A father answers the questions of his child and they are happy together, in joyful dialogue.
Then the child asks a question, and the father must think deeply—not just for the answer, but to reach to the essence of this answer so he may bring it to the world of his child. For a long while, the father is quiet.
And so, the child becomes anxious and begins to cry. “Father, where are you? Why do you no longer talk to me? Why have you deserted me for your own thoughts?”
And then the father begins to speak, but this time it is the deepest core of his mind that flows into the mind and heart of the child. Such a flow that with this the child, too, may become a father.
The child is us. The time of silence is now.
When the spirit of Man is dark, when the flow gates of Above seem all but sealed, prepare for liberation.
Rabbi Tzvi Freeman
From the wisdom of the Lubavitcher Rebbe, of righteous memory
“A Time of Silence”
There’s an old joke that says the difference between a man and a woman is that a man can sit with his friend without them talking to each other for five minutes and not worry that his friend is angry with him. It’s meant to illustrate the different approaches to communication and relationship men and women seem to naturally take, but as with many such jokes, there’s a kernel of truth at the core.
But beyond a certain point, even the most stoic man or woman gets a little uncomfortable being with another person who isn’t talking to them at all. Certainly, if you are in a very close relationship such as Father and Son, you’d expect fairly frequent exchanges of thoughts, feelings, and ideas when you’re together. Sometimes when someone close to you isn’t talking to you, you can interpret the silence as anger or disinterest or even emotional abandonment.
We have one of the world’s most poignant examples of this at our fingertips:
From noon until three in the afternoon darkness came over all the land. About three in the afternoon Jesus cried out in a loud voice, “Eli, Eli, lema sabachthani?” (which means “My God, my God, why have you forsaken me?”). –Matthew 27:45-46
How many times did Jesus say, “I and the Father are One” (John 10:29) and “Anyone who has seen me has seen the Father” (John 14:9)? Yet, it was necessary for there to be a temporary and devastating silence between Father and Son, in this case, for the sake of the entire world (and see Acts 13:32-33 for a parallel to the Rebbe’s words, “Such a flow that with this the child, too, may become a father”).
How about the silences between us and God? You may not be aware of all the times when God experiences your silence and your lack of attention toward Him, but you are acutely aware of when you desperately need to hear from God and instead, find only His silence. Like the child in the parable quoted above, and like Jesus on the cross, you may cry out in your loneliness and fear that God has abandoned you in your pain. But has He?
There is an old proverb that says “Sometimes silence is the best answer.”
Silence is generally something we try to avoid. We aren’t comfortable with it. Think about the awkward silences we’ve each encountered and how often our response is to say something. We have a need to break the silence and perhaps too often we ignore the actual need FOR silence.

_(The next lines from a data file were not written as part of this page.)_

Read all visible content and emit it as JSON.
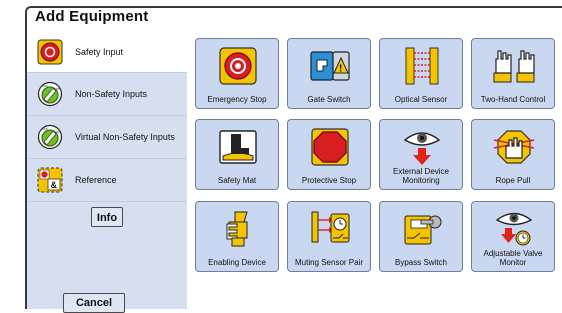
{
  "dialog": {
    "title": "Add Equipment"
  },
  "sidebar": {
    "items": [
      {
        "label": "Safety Input",
        "icon": "emergency-stop-icon"
      },
      {
        "label": "Non-Safety Inputs",
        "icon": "selector-switch-icon"
      },
      {
        "label": "Virtual Non-Safety Inputs",
        "icon": "virtual-selector-switch-icon"
      },
      {
        "label": "Reference",
        "icon": "reference-icon"
      }
    ],
    "info_label": "Info",
    "cancel_label": "Cancel"
  },
  "tiles": [
    {
      "label": "Emergency Stop",
      "icon": "emergency-stop-icon"
    },
    {
      "label": "Gate Switch",
      "icon": "gate-switch-icon"
    },
    {
      "label": "Optical Sensor",
      "icon": "optical-sensor-icon"
    },
    {
      "label": "Two-Hand Control",
      "icon": "two-hand-control-icon"
    },
    {
      "label": "Safety Mat",
      "icon": "safety-mat-icon"
    },
    {
      "label": "Protective Stop",
      "icon": "protective-stop-icon"
    },
    {
      "label": "External Device Monitoring",
      "icon": "external-device-monitoring-icon"
    },
    {
      "label": "Rope Pull",
      "icon": "rope-pull-icon"
    },
    {
      "label": "Enabling Device",
      "icon": "enabling-device-icon"
    },
    {
      "label": "Muting Sensor Pair",
      "icon": "muting-sensor-pair-icon"
    },
    {
      "label": "Bypass Switch",
      "icon": "bypass-switch-icon"
    },
    {
      "label": "Adjustable Valve Monitor",
      "icon": "adjustable-valve-monitor-icon"
    }
  ]
}
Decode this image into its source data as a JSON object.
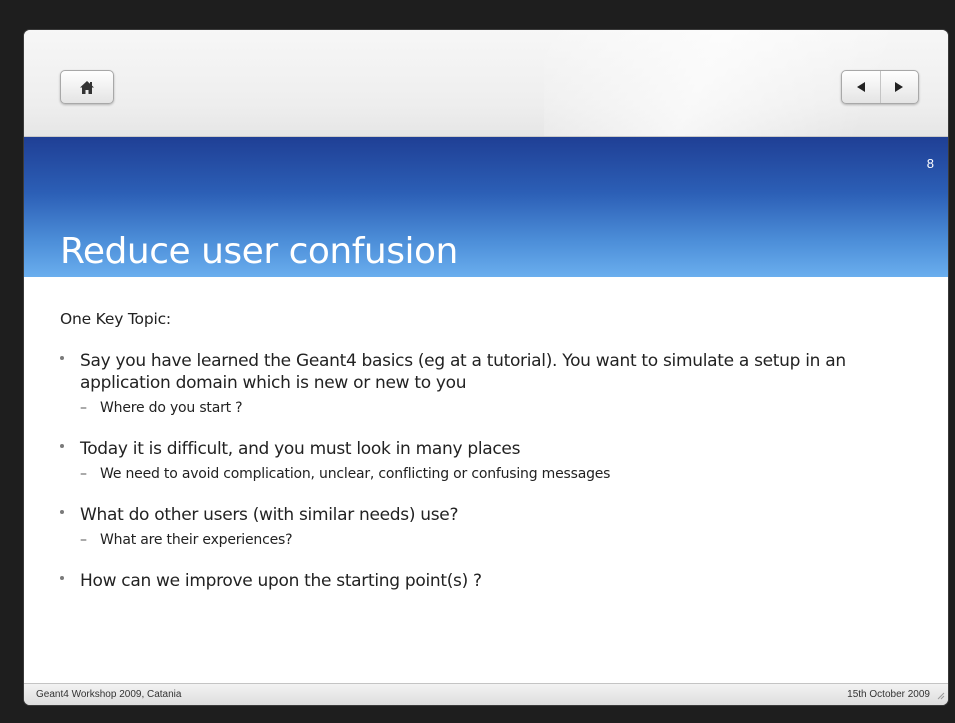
{
  "slide": {
    "number": "8",
    "title": "Reduce user confusion",
    "intro": "One Key Topic:",
    "bullets": [
      {
        "text": "Say you have learned the Geant4 basics (eg at a tutorial). You want to simulate a setup in an application domain which is new or new to you",
        "sub": "Where do you start ?"
      },
      {
        "text": "Today it is difficult, and you must look in many places",
        "sub": "We need to avoid complication, unclear, conflicting or confusing messages"
      },
      {
        "text": "What do other users (with similar needs) use?",
        "sub": "What are their experiences?"
      },
      {
        "text": "How can we improve upon the starting point(s) ?"
      }
    ]
  },
  "footer": {
    "left": "Geant4 Workshop 2009, Catania",
    "right": "15th October 2009"
  },
  "icons": {
    "home": "home-icon",
    "previous": "triangle-left-icon",
    "next": "triangle-right-icon"
  },
  "colors": {
    "title_band_top": "#1f3f95",
    "title_band_bottom": "#6aaeee",
    "title_text": "#ffffff",
    "body_text": "#222222"
  }
}
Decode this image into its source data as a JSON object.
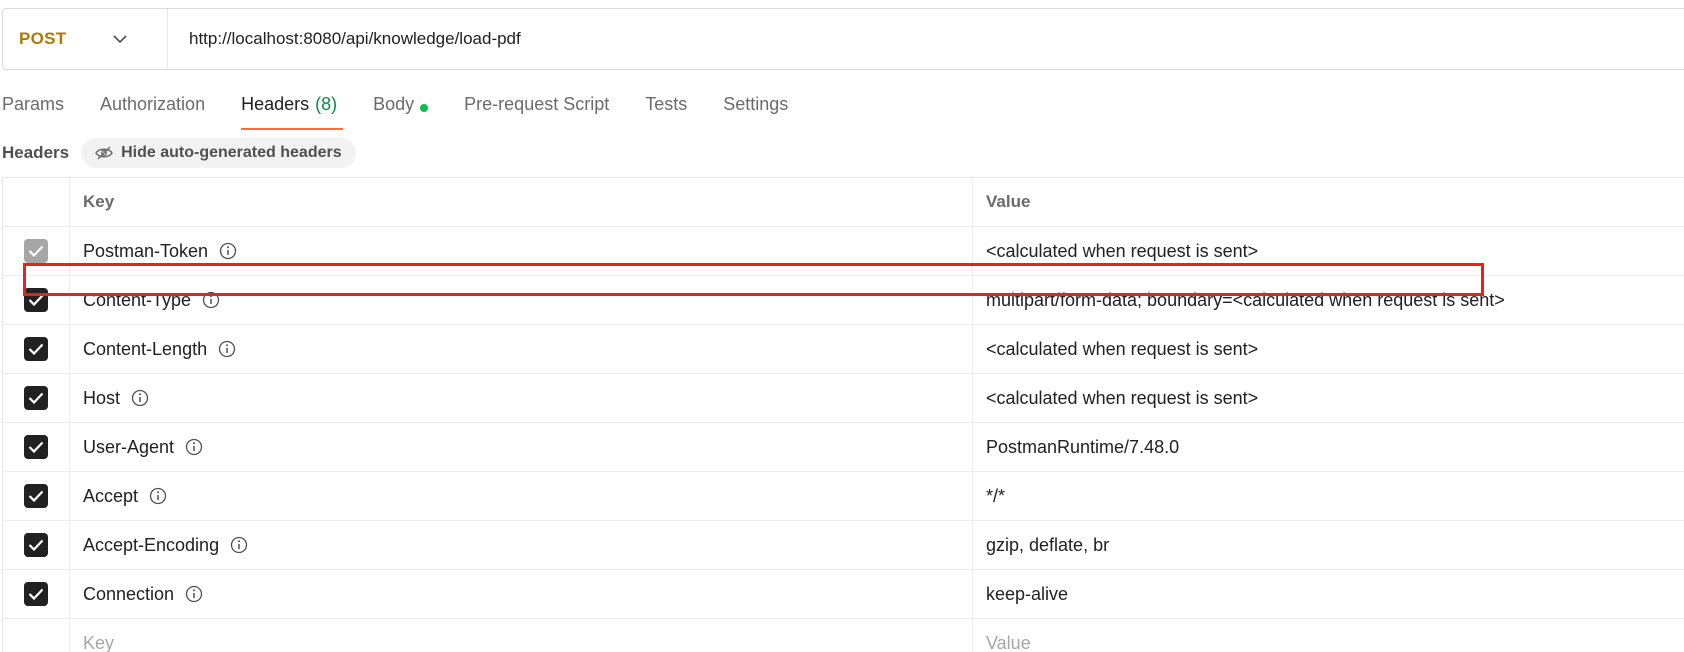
{
  "request": {
    "method": "POST",
    "url": "http://localhost:8080/api/knowledge/load-pdf"
  },
  "tabs": [
    {
      "label": "Params"
    },
    {
      "label": "Authorization"
    },
    {
      "label": "Headers",
      "count": "(8)"
    },
    {
      "label": "Body"
    },
    {
      "label": "Pre-request Script"
    },
    {
      "label": "Tests"
    },
    {
      "label": "Settings"
    }
  ],
  "headers_section": {
    "title": "Headers",
    "hide_button_label": "Hide auto-generated headers"
  },
  "table": {
    "columns": {
      "key": "Key",
      "value": "Value"
    },
    "rows": [
      {
        "key": "Postman-Token",
        "value": "<calculated when request is sent>",
        "checked": true,
        "disabled": true
      },
      {
        "key": "Content-Type",
        "value": "multipart/form-data; boundary=<calculated when request is sent>",
        "checked": true,
        "disabled": false
      },
      {
        "key": "Content-Length",
        "value": "<calculated when request is sent>",
        "checked": true,
        "disabled": false
      },
      {
        "key": "Host",
        "value": "<calculated when request is sent>",
        "checked": true,
        "disabled": false
      },
      {
        "key": "User-Agent",
        "value": "PostmanRuntime/7.48.0",
        "checked": true,
        "disabled": false
      },
      {
        "key": "Accept",
        "value": "*/*",
        "checked": true,
        "disabled": false
      },
      {
        "key": "Accept-Encoding",
        "value": "gzip, deflate, br",
        "checked": true,
        "disabled": false
      },
      {
        "key": "Connection",
        "value": "keep-alive",
        "checked": true,
        "disabled": false
      }
    ],
    "new_row": {
      "key_placeholder": "Key",
      "value_placeholder": "Value"
    }
  },
  "colors": {
    "method": "#ad7a03",
    "active_tab_underline": "#ff6c37",
    "headers_count": "#0b8a4a",
    "body_dot": "#0cbb52",
    "highlight_box": "#e0251b"
  },
  "icons": {
    "method_dropdown": "chevron-down-icon",
    "hide_button": "eye-off-icon",
    "info": "info-icon",
    "checkbox": "checkmark-icon"
  }
}
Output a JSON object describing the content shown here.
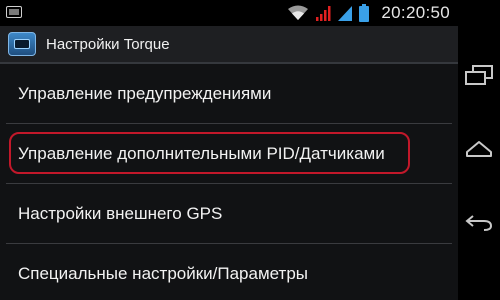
{
  "status_bar": {
    "time": "20:20:50",
    "icons": [
      "notification-icon",
      "wifi-icon",
      "signal-warning-icon",
      "signal-icon",
      "battery-icon"
    ]
  },
  "action_bar": {
    "title": "Настройки Torque",
    "app_icon": "torque-app-icon"
  },
  "settings_list": {
    "items": [
      {
        "label": "Управление предупреждениями"
      },
      {
        "label": "Управление дополнительными PID/Датчиками",
        "highlighted": true
      },
      {
        "label": "Настройки внешнего GPS"
      },
      {
        "label": "Специальные настройки/Параметры"
      }
    ]
  },
  "nav_bar": {
    "buttons": [
      "recent-apps-icon",
      "home-icon",
      "back-icon"
    ]
  },
  "colors": {
    "highlight_ring": "#c2182a",
    "warning_red": "#e02020",
    "signal_blue": "#3aa0e8"
  }
}
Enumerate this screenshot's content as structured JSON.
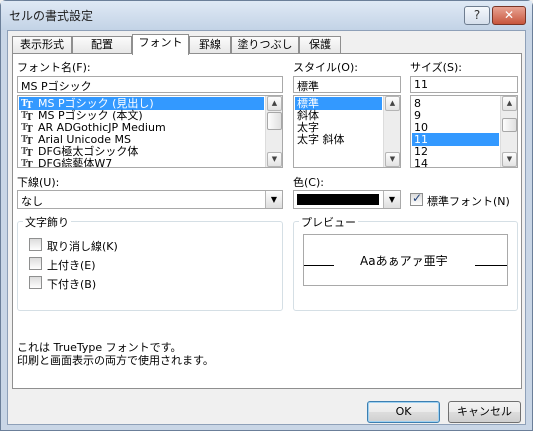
{
  "window": {
    "title": "セルの書式設定",
    "help_label": "?",
    "close_label": "✕"
  },
  "tabs": [
    {
      "label": "表示形式"
    },
    {
      "label": "配置"
    },
    {
      "label": "フォント",
      "active": true
    },
    {
      "label": "罫線"
    },
    {
      "label": "塗りつぶし"
    },
    {
      "label": "保護"
    }
  ],
  "font_name": {
    "label": "フォント名(F):",
    "value": "MS Pゴシック",
    "items": [
      {
        "label": "MS Pゴシック (見出し)",
        "selected": true
      },
      {
        "label": "MS Pゴシック (本文)"
      },
      {
        "label": "AR ADGothicJP Medium"
      },
      {
        "label": "Arial Unicode MS"
      },
      {
        "label": "DFG極太ゴシック体"
      },
      {
        "label": "DFG綜藝体W7"
      }
    ]
  },
  "style": {
    "label": "スタイル(O):",
    "value": "標準",
    "items": [
      {
        "label": "標準",
        "selected": true
      },
      {
        "label": "斜体"
      },
      {
        "label": "太字"
      },
      {
        "label": "太字 斜体"
      }
    ]
  },
  "size": {
    "label": "サイズ(S):",
    "value": "11",
    "items": [
      {
        "label": "8"
      },
      {
        "label": "9"
      },
      {
        "label": "10"
      },
      {
        "label": "11",
        "selected": true
      },
      {
        "label": "12"
      },
      {
        "label": "14"
      }
    ]
  },
  "underline": {
    "label": "下線(U):",
    "value": "なし"
  },
  "color": {
    "label": "色(C):",
    "swatch": "#000000",
    "standard_font_label": "標準フォント(N)",
    "standard_font_checked": true
  },
  "effects": {
    "title": "文字飾り",
    "items": [
      {
        "label": "取り消し線(K)",
        "checked": false
      },
      {
        "label": "上付き(E)",
        "checked": false
      },
      {
        "label": "下付き(B)",
        "checked": false
      }
    ]
  },
  "preview": {
    "title": "プレビュー",
    "sample": "Aaあぁアァ亜宇"
  },
  "description": {
    "line1": "これは TrueType フォントです。",
    "line2": "印刷と画面表示の両方で使用されます。"
  },
  "buttons": {
    "ok": "OK",
    "cancel": "キャンセル"
  },
  "colors": {
    "selection": "#3399ff",
    "titlebar": "#c9d6e6"
  }
}
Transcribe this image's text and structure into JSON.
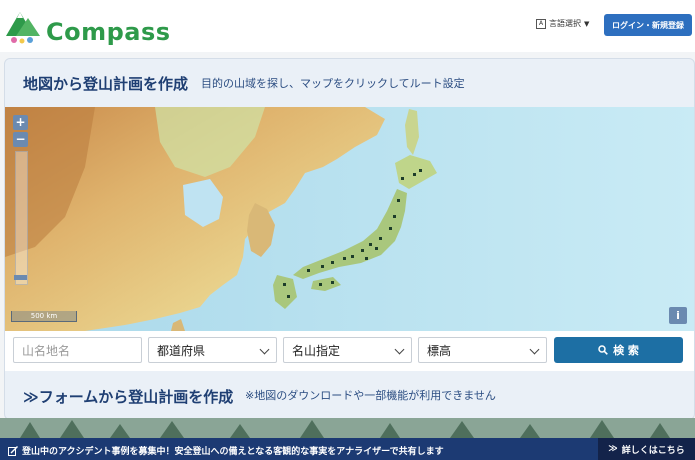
{
  "header": {
    "logo_text": "Compass",
    "language_label": "言語選択",
    "login_label": "ログイン・新規登録"
  },
  "planner": {
    "title": "地図から登山計画を作成",
    "subtitle": "目的の山域を探し、マップをクリックしてルート設定"
  },
  "map": {
    "zoom_in": "+",
    "zoom_out": "−",
    "scale_label": "500 km",
    "info_label": "i"
  },
  "search": {
    "mountain_placeholder": "山名地名",
    "prefecture_label": "都道府県",
    "famous_label": "名山指定",
    "altitude_label": "標高",
    "search_label": "検 索"
  },
  "form_link": {
    "label": "フォームから登山計画を作成",
    "note": "※地図のダウンロードや一部機能が利用できません"
  },
  "banner": {
    "text": "登山中のアクシデント事例を募集中！安全登山への備えとなる客観的な事実をアナライザーで共有します",
    "button_label": "詳しくはこちら"
  },
  "colors": {
    "brand_green": "#2e9a4a",
    "primary_blue": "#2d6fbf",
    "navy": "#1c3a73",
    "search_button": "#1d6fa4"
  }
}
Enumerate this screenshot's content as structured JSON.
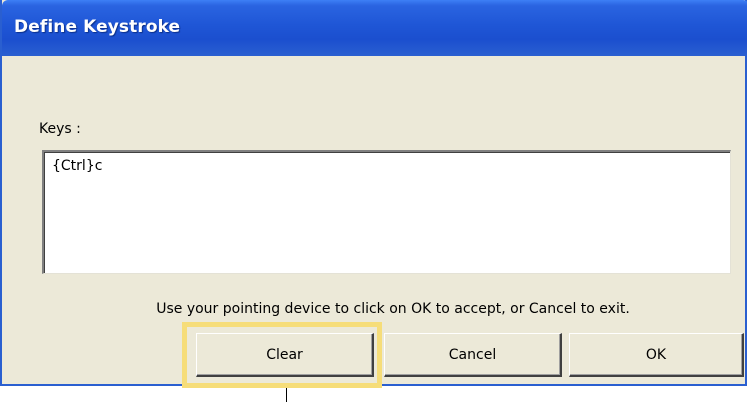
{
  "window": {
    "title": "Define Keystroke"
  },
  "keys": {
    "label": "Keys :",
    "value": "{Ctrl}c"
  },
  "instructions": "Use your pointing device to click on OK to accept, or Cancel to exit.",
  "buttons": {
    "clear": "Clear",
    "cancel": "Cancel",
    "ok": "OK"
  },
  "colors": {
    "titlebar": "#1f56d6",
    "dialog_bg": "#ece9d8",
    "highlight": "#f6dd79"
  }
}
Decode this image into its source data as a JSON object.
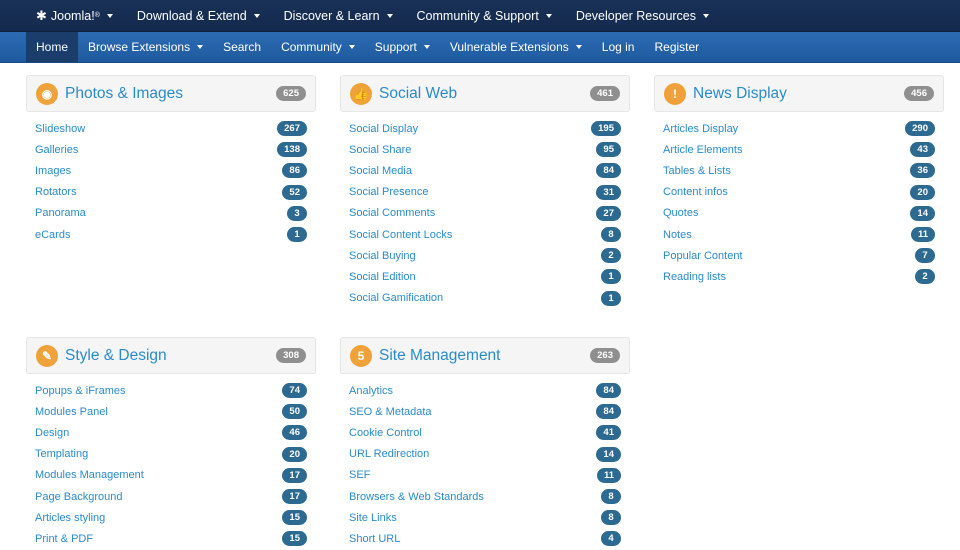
{
  "topbar": {
    "brand": "Joomla!",
    "brand_mark": "®",
    "items": [
      "Download & Extend",
      "Discover & Learn",
      "Community & Support",
      "Developer Resources"
    ]
  },
  "navbar": {
    "items": [
      {
        "label": "Home",
        "active": true,
        "dropdown": false
      },
      {
        "label": "Browse Extensions",
        "active": false,
        "dropdown": true
      },
      {
        "label": "Search",
        "active": false,
        "dropdown": false
      },
      {
        "label": "Community",
        "active": false,
        "dropdown": true
      },
      {
        "label": "Support",
        "active": false,
        "dropdown": true
      },
      {
        "label": "Vulnerable Extensions",
        "active": false,
        "dropdown": true
      },
      {
        "label": "Log in",
        "active": false,
        "dropdown": false
      },
      {
        "label": "Register",
        "active": false,
        "dropdown": false
      }
    ]
  },
  "colors": {
    "accent": "#2a8bc9",
    "icon_bg": "#f0a23a",
    "badge_blue": "#2d6a92",
    "badge_gray": "#8f8f8f",
    "topbar": "#132a4d",
    "navbar": "#2164ad"
  },
  "categories": [
    {
      "title": "Photos & Images",
      "icon": "camera-icon",
      "count": "625",
      "items": [
        [
          "Slideshow",
          "267"
        ],
        [
          "Galleries",
          "138"
        ],
        [
          "Images",
          "86"
        ],
        [
          "Rotators",
          "52"
        ],
        [
          "Panorama",
          "3"
        ],
        [
          "eCards",
          "1"
        ]
      ]
    },
    {
      "title": "Social Web",
      "icon": "thumbs-up-icon",
      "count": "461",
      "items": [
        [
          "Social Display",
          "195"
        ],
        [
          "Social Share",
          "95"
        ],
        [
          "Social Media",
          "84"
        ],
        [
          "Social Presence",
          "31"
        ],
        [
          "Social Comments",
          "27"
        ],
        [
          "Social Content Locks",
          "8"
        ],
        [
          "Social Buying",
          "2"
        ],
        [
          "Social Edition",
          "1"
        ],
        [
          "Social Gamification",
          "1"
        ]
      ]
    },
    {
      "title": "News Display",
      "icon": "exclamation-icon",
      "count": "456",
      "items": [
        [
          "Articles Display",
          "290"
        ],
        [
          "Article Elements",
          "43"
        ],
        [
          "Tables & Lists",
          "36"
        ],
        [
          "Content infos",
          "20"
        ],
        [
          "Quotes",
          "14"
        ],
        [
          "Notes",
          "11"
        ],
        [
          "Popular Content",
          "7"
        ],
        [
          "Reading lists",
          "2"
        ]
      ]
    },
    {
      "title": "Style & Design",
      "icon": "brush-icon",
      "count": "308",
      "items": [
        [
          "Popups & iFrames",
          "74"
        ],
        [
          "Modules Panel",
          "50"
        ],
        [
          "Design",
          "46"
        ],
        [
          "Templating",
          "20"
        ],
        [
          "Modules Management",
          "17"
        ],
        [
          "Page Background",
          "17"
        ],
        [
          "Articles styling",
          "15"
        ],
        [
          "Print & PDF",
          "15"
        ]
      ]
    },
    {
      "title": "Site Management",
      "icon": "html5-icon",
      "count": "263",
      "items": [
        [
          "Analytics",
          "84"
        ],
        [
          "SEO & Metadata",
          "84"
        ],
        [
          "Cookie Control",
          "41"
        ],
        [
          "URL Redirection",
          "14"
        ],
        [
          "SEF",
          "11"
        ],
        [
          "Browsers & Web Standards",
          "8"
        ],
        [
          "Site Links",
          "8"
        ],
        [
          "Short URL",
          "4"
        ]
      ]
    }
  ]
}
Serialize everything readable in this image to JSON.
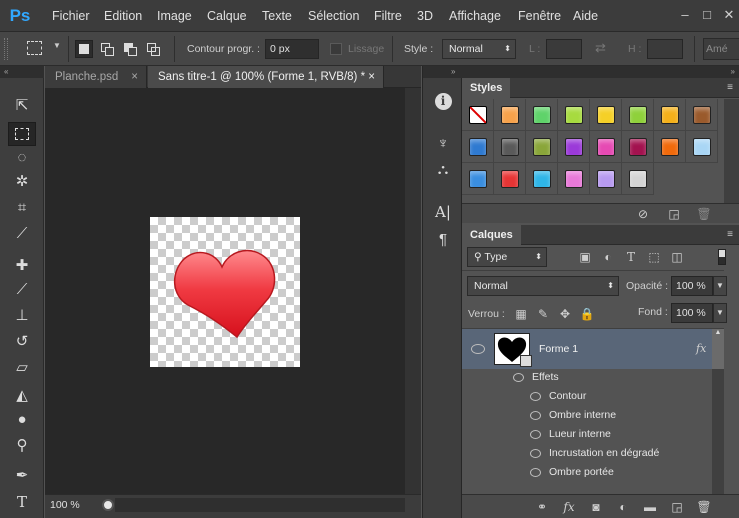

from the Gathering Sparks blog.
Sometimes silence is part of the necessary response of God to us, not because He doesn’t care, but because we need to exist for a certain amount of time, in silence. We intensely want to hear from God when we are afraid, alone, or in pain, but at times, God only gives us what we need, and does so for our benefit.
Turn, LORD, and deliver me;
save me because of your unfailing love.
Among the dead no one proclaims your name.
Who praises you from the grave?
I am worn out from my groaning.
All night long I flood my bed with weeping
and drench my couch with tears.
My eyes grow weak with sorrow;
they fail because of all my foes. –Psalm 6:4-7
On my bed I remember you;
I think of you through the watches of the night.
Because you are my help,
I sing in the shadow of your wings.
I cling to you;
your right hand upholds me. –Psalm 63:6-8
Sometimes we draw closer to God when we don’t hear from Him and when we, in our anguish, remember who He is and what He has done; when we in faith and trust, acknowledge His Kingship and Glory, though His voice is silent.
Then, when we do hear from Him, it is at the right time and from God’s deepest core, we are given the strength to overcome and to be liberated.